Ann quickly realized the Lazy J Tree farm had the capacity to help the mission. “We didn’t know what to do the first year, so we just started to do it,” Ann explains of the process.  We had a big truck and could haul wreaths to and from the participating cemetery. We set up some tables and got pliers of different sizes. We put down a tarp to collect the greenery and used a bin to collect the rings. Chapter Regent Judy Tordini took the wreath tags because she uses them in her speaking opportunities about Wreaths Across America. We took the rings to a metal recycler near us, and the greenery got chopped up in our farm grinders for mulch. Then, we got down to what do we do with the red bows? I strung them together, all going in the same direction, and I made ten-foot garlands out of them. We have some large cement animals on the farm for the kids to enjoy, and I draped these garlands over some of them, and it looked festive. It was fun.”

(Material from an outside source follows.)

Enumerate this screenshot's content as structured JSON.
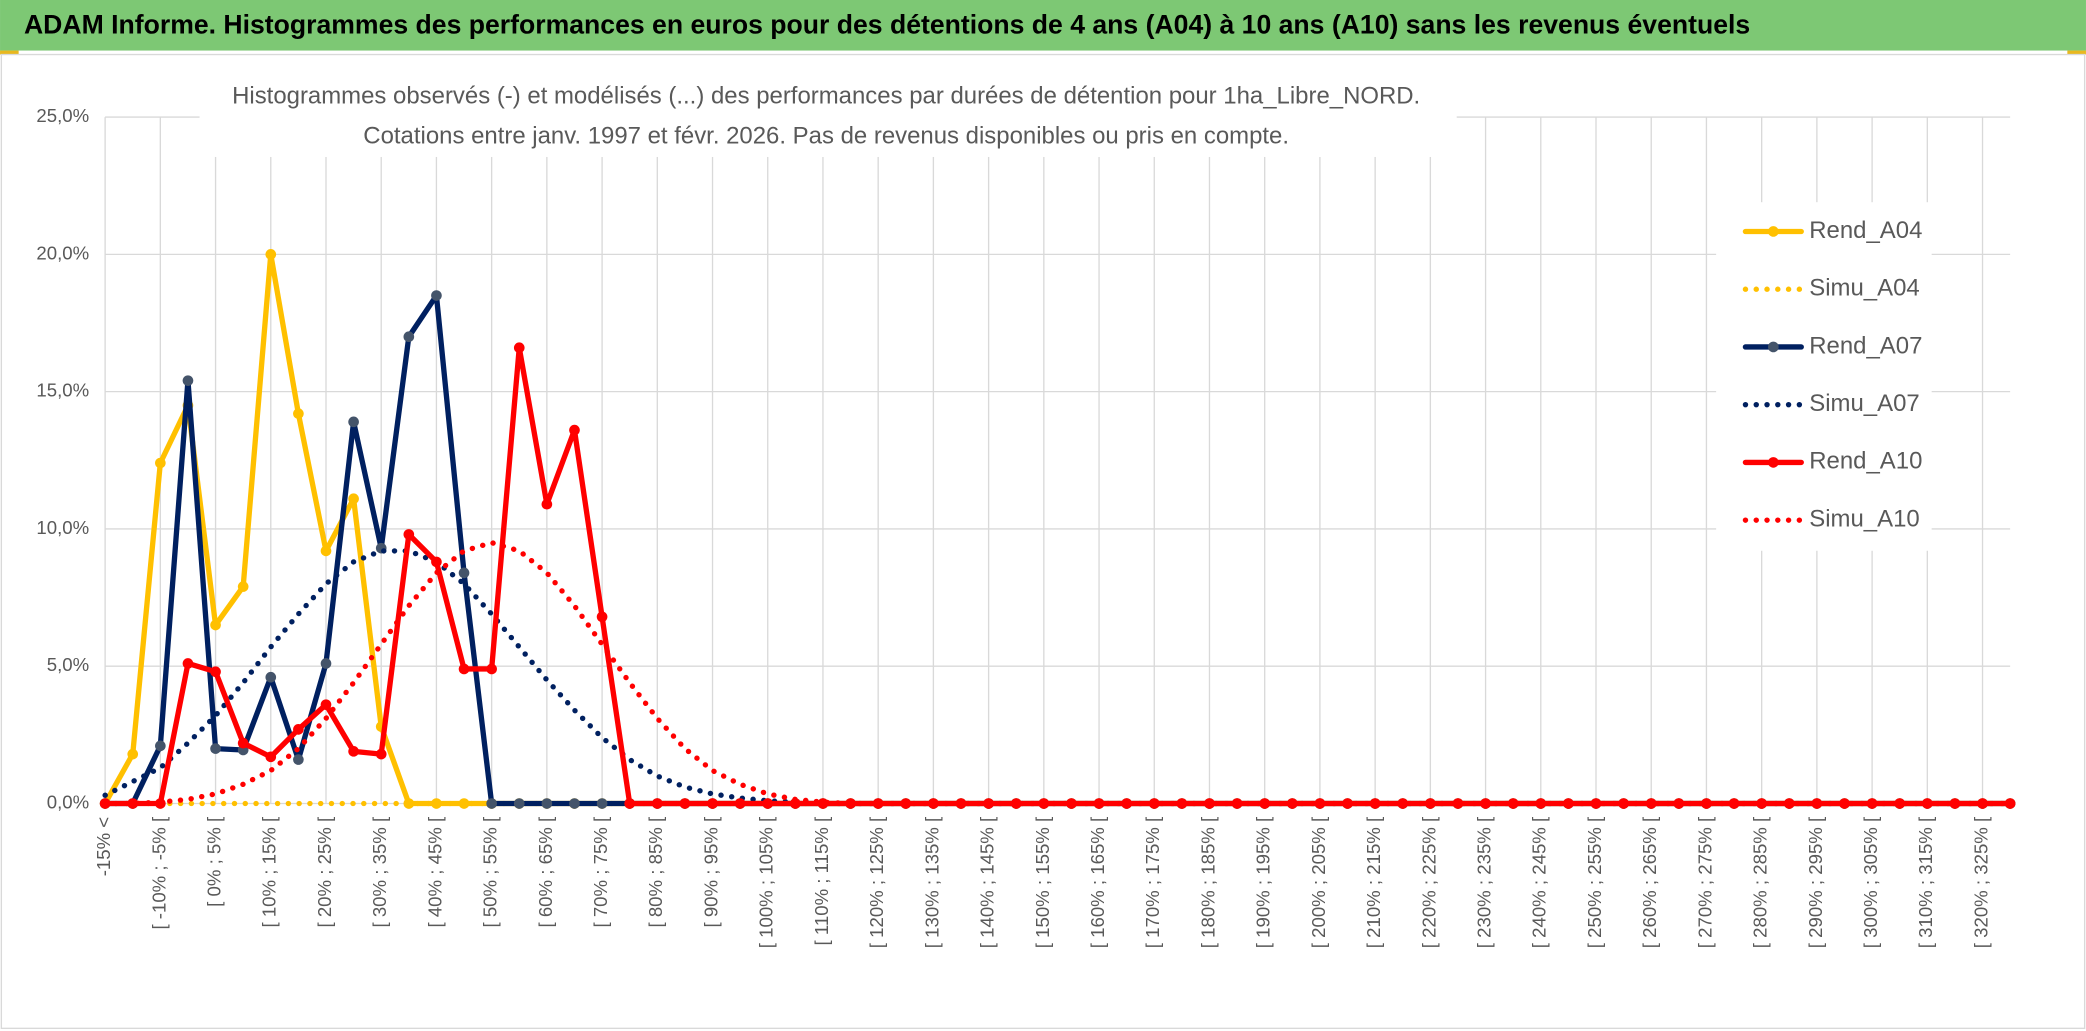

Ann explained their success in 2020 led to more fallen veterans honored in 2021, so the recycling effort grew too. “This year, we had twice the number of wreaths and felt challenged. We had experience under our belts with the wreaths set up, so the challenge was how do we get more people here to help. Judy recruited the DAR members and their husbands, and I posted it on Next Door, a local social media site, and we emailed our neighborhood group. We wound up with forty-three volunteers, and they had so much fun. Of course most of them, except the DAR, had no idea what Wreaths Across America was. It was a good experience for them and now they’re totally sold and will get more involved. It took only a few hours of work for over forty volunteers to recycle 974 veterans’ wreaths. We had younger people working with seniors and we developed a really good system as they worked in teams to dismantle the wreaths.”

Thank you, Ann, Steve, Judy, and all the folks involved with the mission with Lazy J Tree Farm. You can hear Ann’s interview in our What’s Your Why feature on Wreaths Across America Radio.